The Linked Data Benchmark Council (LDBC) is reaching a milestone today, June 23 2014, in announcing that two of the benchmarks that it has been developing since 1.5 years have now reached the status of Public Draft. This concerns the Semantic Publishing Benchmark (SPB) and the interactive workload of the Social Network Benchmark (SNB). In case of LDBC, the release is staged: now the benchmark software just runs read-only queries. This will be expanded in a few weeks with a mix of read- and insert-queries. Also, query validation will be added later. Watch this blog for the announcements to come, as this will be a matter of weeks to add.
The Public Draft stage means that the initial software (data generator, query driver) work and an initial technical specification and documentation has been written. In other words, there is a testable version of the benchmark available for anyone who is interested. Public Draft status does not mean that the benchmark has been adopted yet, it rather means that LDBC has come closer to adopting them, but is now soliciting feedback from the users. The benchmarks will remain in this stage at least until October 6. On that date, LDBC is organizing its fifth Technical User Community meeting. One of the themes for that meeting is collecting user feedback on the Public Drafts; which input will be used to either further evolve the benchmarks, or adopt them.
You can also see that we created a this new website and a new logo.
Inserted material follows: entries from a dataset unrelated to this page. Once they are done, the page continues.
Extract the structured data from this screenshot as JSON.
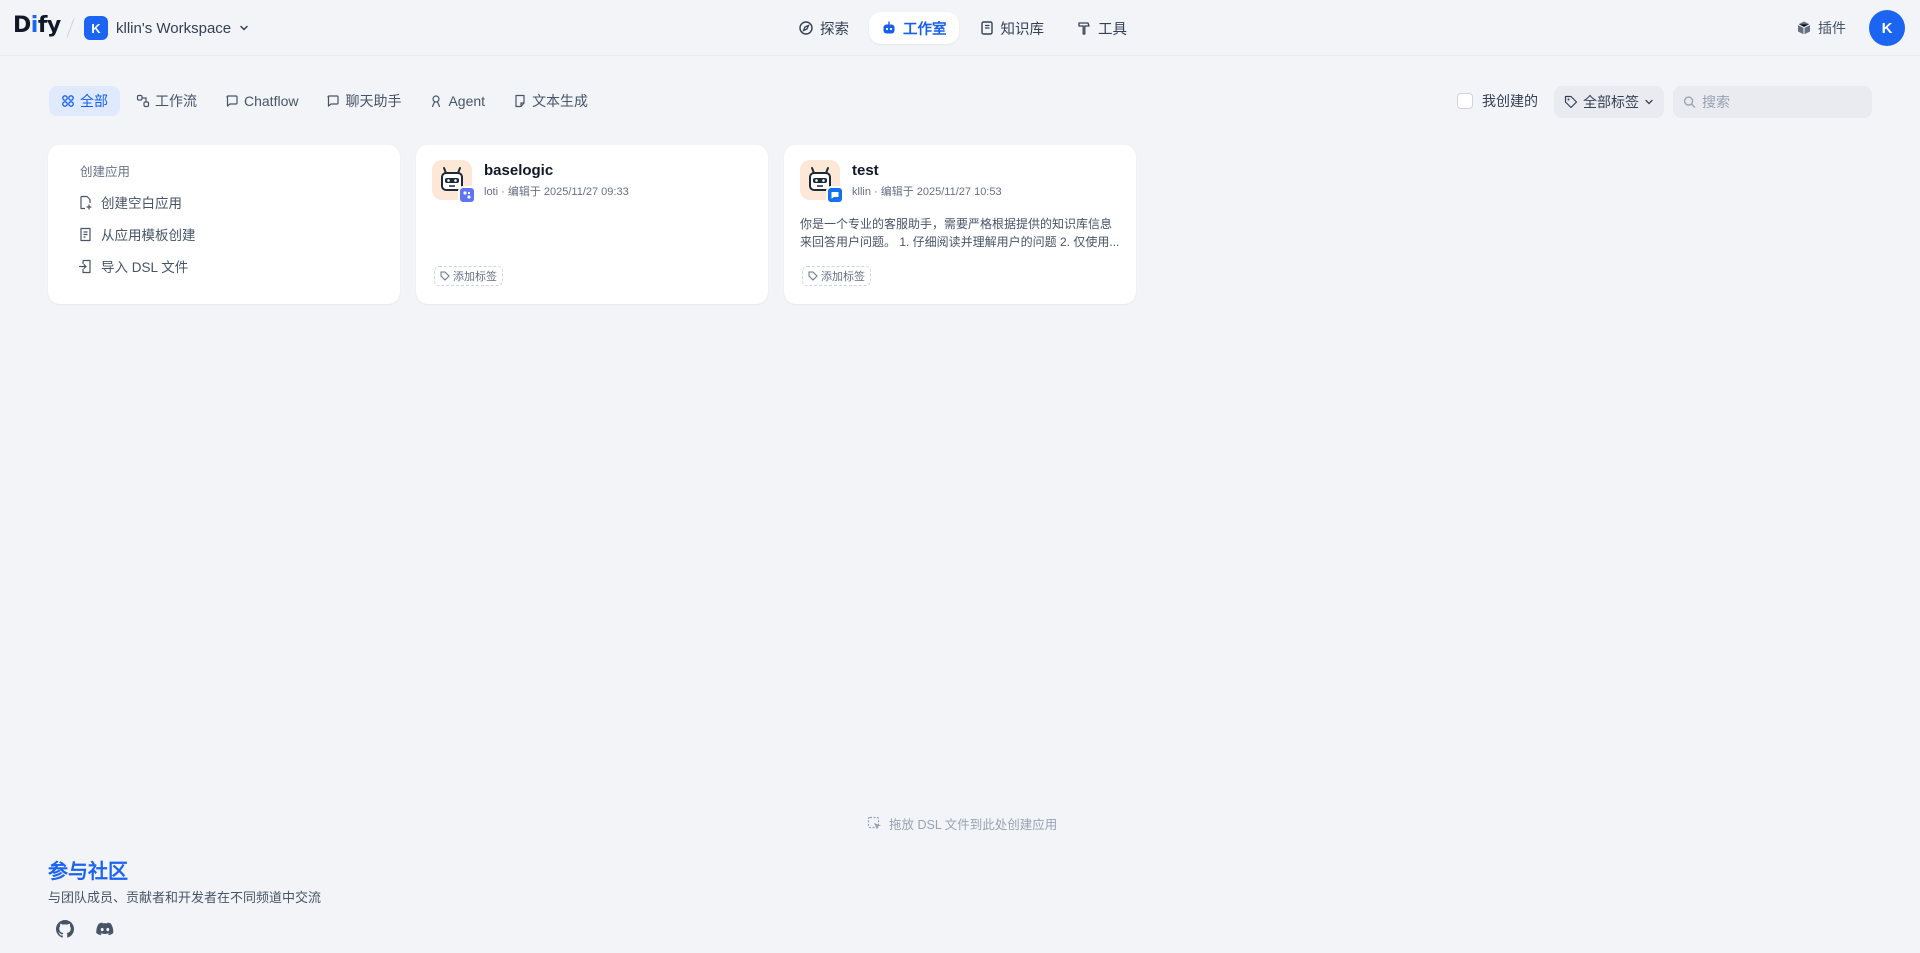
{
  "header": {
    "logo_text": "Dify",
    "workspace": {
      "initial": "K",
      "name": "kllin's Workspace"
    },
    "nav": [
      {
        "label": "探索",
        "icon": "compass-icon"
      },
      {
        "label": "工作室",
        "icon": "robot-icon",
        "active": true
      },
      {
        "label": "知识库",
        "icon": "book-icon"
      },
      {
        "label": "工具",
        "icon": "hammer-icon"
      }
    ],
    "plugin_label": "插件",
    "user_initial": "K"
  },
  "filters": {
    "tabs": [
      {
        "label": "全部",
        "icon": "grid-icon",
        "active": true
      },
      {
        "label": "工作流",
        "icon": "workflow-icon"
      },
      {
        "label": "Chatflow",
        "icon": "chat-bubble-icon"
      },
      {
        "label": "聊天助手",
        "icon": "chat-bubble-icon"
      },
      {
        "label": "Agent",
        "icon": "agent-icon"
      },
      {
        "label": "文本生成",
        "icon": "text-doc-icon"
      }
    ],
    "mine_label": "我创建的",
    "mine_checked": false,
    "tag_filter_label": "全部标签",
    "search_placeholder": "搜索",
    "search_value": ""
  },
  "create_card": {
    "title": "创建应用",
    "items": [
      {
        "label": "创建空白应用",
        "icon": "file-plus-icon"
      },
      {
        "label": "从应用模板创建",
        "icon": "template-icon"
      },
      {
        "label": "导入 DSL 文件",
        "icon": "import-file-icon"
      }
    ]
  },
  "apps": [
    {
      "name": "baselogic",
      "meta": "loti · 编辑于 2025/11/27 09:33",
      "description": "",
      "type": "workflow",
      "badge_color": "#6172f3",
      "tag_label": "添加标签"
    },
    {
      "name": "test",
      "meta": "kllin · 编辑于 2025/11/27 10:53",
      "description": "你是一个专业的客服助手，需要严格根据提供的知识库信息来回答用户问题。 1. 仔细阅读并理解用户的问题 2. 仅使用...",
      "type": "chat",
      "badge_color": "#1570ef",
      "tag_label": "添加标签"
    }
  ],
  "dropzone_text": "拖放 DSL 文件到此处创建应用",
  "community": {
    "title": "参与社区",
    "subtitle": "与团队成员、贡献者和开发者在不同频道中交流",
    "links": [
      {
        "icon": "github-icon"
      },
      {
        "icon": "discord-icon"
      }
    ]
  },
  "colors": {
    "accent": "#1c64f2",
    "background": "#f2f4f7",
    "app_icon_bg": "#fde8d7"
  }
}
This website is different from
http://ldbc.eu that describes the EU project which kick-starts LDBC. The ldbcouncil.org is a website maintained by the Linked Data Benchmark Council legal entity, which will live on after the EU project stops (in less than a year). The Linked Data Benchmark Council is an independent, impartial, member-sustained organization dedicated to the creation of RDF and graph data management benchmarks and benchmark practices.
In the next weeks, you will see many contributors in LDBC post items on this blog. Some of these blog entries will be very technical, others not, but all aim to explain what LDBC is doing for RDF and graph benchmarking, and why.